Thanks for the help but let me clarify this image is only being deployed on the same single system I made the image on, I just want an image I can deploy every month so I have a relatively clean install all the time. Y'know?
 
While I'm not 100% sure of this, I think that Sysprep and some other tools are what would be involved. I can tell you how to do images using something like Acronis True Image or Norton Ghost, that's easy, but there are aspects of creating a massive amount of 'em for a network of machines that Sysprep is designed to handle. I'll defer on this one to another person that might have more info; I never really got into image deployment over networks in my career, but I retired from "the grind" of I.T. back around 1999 soooo... now I just work for myself. :D

It should be relatively easy to do with readily available tools, however.
 
Thansk for the response! Once again I'll clarify that I am using this for a single computer, of which the hard-drive is only 40GB, now can anyone offer any further suggestions? Thanks!
 
First off you need the correct licenses. For XP you will want a volume license(open license) as it will allow you to use 1 cd key across all of the machines. Same thing goes with office if you are using it. Other big vendors like adobe also do licensing like this.

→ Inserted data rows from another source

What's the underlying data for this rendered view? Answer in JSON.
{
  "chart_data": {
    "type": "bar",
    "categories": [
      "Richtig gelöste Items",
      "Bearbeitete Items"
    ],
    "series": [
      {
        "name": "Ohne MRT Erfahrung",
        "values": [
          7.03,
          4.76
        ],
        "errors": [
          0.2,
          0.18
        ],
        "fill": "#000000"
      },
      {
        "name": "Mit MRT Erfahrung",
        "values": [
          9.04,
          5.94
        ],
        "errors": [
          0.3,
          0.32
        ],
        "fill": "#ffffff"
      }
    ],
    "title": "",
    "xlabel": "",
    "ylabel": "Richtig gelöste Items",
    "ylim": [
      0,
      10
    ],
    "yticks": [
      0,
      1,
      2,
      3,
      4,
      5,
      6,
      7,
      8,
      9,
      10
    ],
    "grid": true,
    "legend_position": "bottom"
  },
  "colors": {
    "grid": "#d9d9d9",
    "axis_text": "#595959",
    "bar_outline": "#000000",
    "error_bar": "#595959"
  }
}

After that you pretty much built the image however you want it and use sysprep and an answer key to seal it. Using something like ghost or true image(I prefer trueimage) you can then blow that image down to computers via an external hd, dvd, or over the network. Yes you can resize the partition when you do it as well(ie enlarge that 40 gig partition to a 160 gig one).
 
Thanks for the help but let me clarify this image is only being deployed on the same single system I made the image on, I just want an image I can deploy every month so I have a relatively clean install all the time. Y'know?
 
Thanks for the help but let me clarify this image is only being deployed on the same single system I made the image on, I just want an image I can deploy every month so I have a relatively clean install all the time. Y'know?

You still want to seal the image. If the hardware is going to be the same you can do a minisetup where it doesn't try to redetect all of the hardware again. You still want it to go through and let you configure the naming conventions and everything else though.